Launch: And then finally you hit Enter … and nothing changes. The job runs successfully, but everything is more or less as it was before. On one hand, the best possible outcome is “anticlimax”; but on the other hand, you do want demonstrable success. So plan for this day:
- To realize the performance benefit of a smaller database, you need to gather stats after archiving. And in most environments, you should reorg affected tablespaces to recover the physical space and reset the HWM.*
- Re-adjust storage allocations where possible, like dropping empty partitions.
- Track storage use before and after. Data Archive has internal reports for this, but I advise tracking it externally to the tool, for performance reasons.
- Similarly, track response and turn-around time for long-running queries, reports, and maintenance tasks like re-indexing.

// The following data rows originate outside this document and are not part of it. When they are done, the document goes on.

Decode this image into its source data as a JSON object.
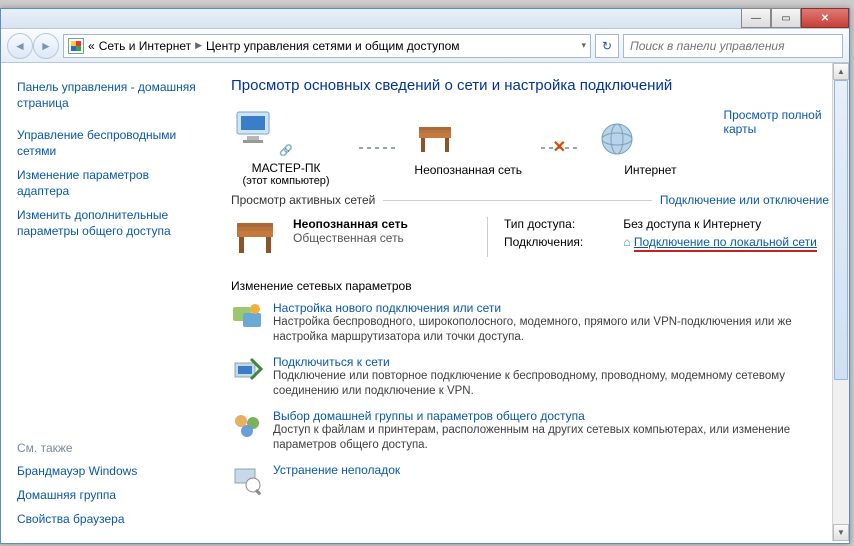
{
  "titlebar": {
    "min": "—",
    "max": "▭",
    "close": "✕"
  },
  "navbar": {
    "crumb_prefix": "«",
    "crumb1": "Сеть и Интернет",
    "crumb2": "Центр управления сетями и общим доступом",
    "search_placeholder": "Поиск в панели управления"
  },
  "sidebar": {
    "items": [
      "Панель управления - домашняя страница",
      "Управление беспроводными сетями",
      "Изменение параметров адаптера",
      "Изменить дополнительные параметры общего доступа"
    ],
    "see_also_hdr": "См. также",
    "see_also": [
      "Брандмауэр Windows",
      "Домашняя группа",
      "Свойства браузера"
    ]
  },
  "main": {
    "heading": "Просмотр основных сведений о сети и настройка подключений",
    "map": {
      "node1": {
        "label": "МАСТЕР-ПК",
        "sub": "(этот компьютер)"
      },
      "node2": {
        "label": "Неопознанная сеть"
      },
      "node3": {
        "label": "Интернет"
      },
      "full_map_link": "Просмотр полной карты"
    },
    "active_hdr": "Просмотр активных сетей",
    "active_right": "Подключение или отключение",
    "netblock": {
      "name": "Неопознанная сеть",
      "type": "Общественная сеть",
      "access_lbl": "Тип доступа:",
      "access_val": "Без доступа к Интернету",
      "conn_lbl": "Подключения:",
      "conn_val": "Подключение по локальной сети"
    },
    "params_hdr": "Изменение сетевых параметров",
    "tasks": [
      {
        "title": "Настройка нового подключения или сети",
        "desc": "Настройка беспроводного, широкополосного, модемного, прямого или VPN-подключения или же настройка маршрутизатора или точки доступа."
      },
      {
        "title": "Подключиться к сети",
        "desc": "Подключение или повторное подключение к беспроводному, проводному, модемному сетевому соединению или подключение к VPN."
      },
      {
        "title": "Выбор домашней группы и параметров общего доступа",
        "desc": "Доступ к файлам и принтерам, расположенным на других сетевых компьютерах, или изменение параметров общего доступа."
      },
      {
        "title": "Устранение неполадок",
        "desc": ""
      }
    ]
  }
}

- Users adapt very quickly to improved response time, and all your hard work will soon fade into the background noise. Don’t be discouraged, this is how it’s supposed to be.

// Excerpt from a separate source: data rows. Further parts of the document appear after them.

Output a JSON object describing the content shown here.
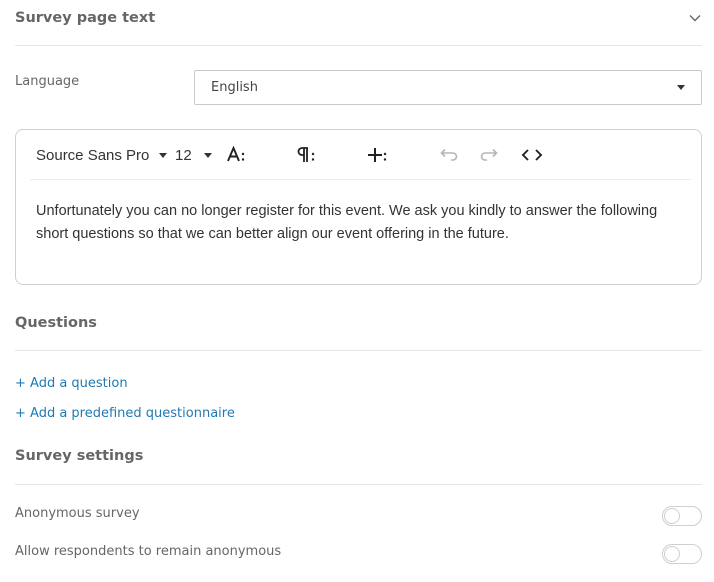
{
  "survey_page_text": {
    "title": "Survey page text",
    "collapse_icon": "chevron-down-icon"
  },
  "language": {
    "label": "Language",
    "selected": "English"
  },
  "editor": {
    "font_family": "Source Sans Pro",
    "font_size": "12",
    "tools": [
      "text-style-icon",
      "paragraph-icon",
      "insert-icon",
      "undo-icon",
      "redo-icon",
      "code-icon"
    ],
    "content": "Unfortunately you can no longer register for this event. We ask you kindly to answer the following short questions so that we can better align our event offering in the future."
  },
  "questions": {
    "title": "Questions",
    "add_question": "+ Add a question",
    "add_predefined": "+ Add a predefined questionnaire"
  },
  "survey_settings": {
    "title": "Survey settings",
    "items": [
      {
        "label": "Anonymous survey",
        "enabled": false
      },
      {
        "label": "Allow respondents to remain anonymous",
        "enabled": false
      }
    ]
  },
  "colors": {
    "link": "#1f7ab3",
    "border": "#cfcfcf"
  }
}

Business as usual: In the basic scenario, DBAs or other technical staff will be trained in how to run Archive. After it’s all set up, tested, and migrated to production, the staff who did all the development should be free to move on to other projects. And here is a risk point: Archive jobs normally run only monthly or even semi-annually. It’s easy for a DBA to forget the training, especially in environments where the staff has high turn-over. If you don’t have one of the original developers around to run the jobs, you will need clear and simple run documentation. This means screen shots, a searchable message index, and a backout plan (with phone numbers). Should be obvious I suppose, but it still catches me by surprise: A lot of technical staff simply will not read manuals, explanations, background, or blog posts.
In conclusion: To maximize your ROI on archiving, don’t skimp on the resources needed to do the job properly.
- Strong technical staff, often including temporaries with specialized skill and experience
- Focused project management, to keep expectations in hand
- Executive commitment, to provide the horsepower to overcome institutional inertia
When it’s all done, you will have eliminated a major source of cost, delay, and inefficiency. Pat yourself on the back for a job well done!
Note: This was intended to be the last of four blog entries on archiving. But, fair warning, you might hear from me again on this topic someday.
Until then – A factette about something you either already knew, or will never need to know:
* HWM (high water mark): Whenever you do a full table scan, Oracle reads through everywhere any data was ever stored, regardless of how much data has been deleted. Say you’ve archived away eight years of a ten-year-old database – select count(*) will still chug through ten years of mostly empty segments.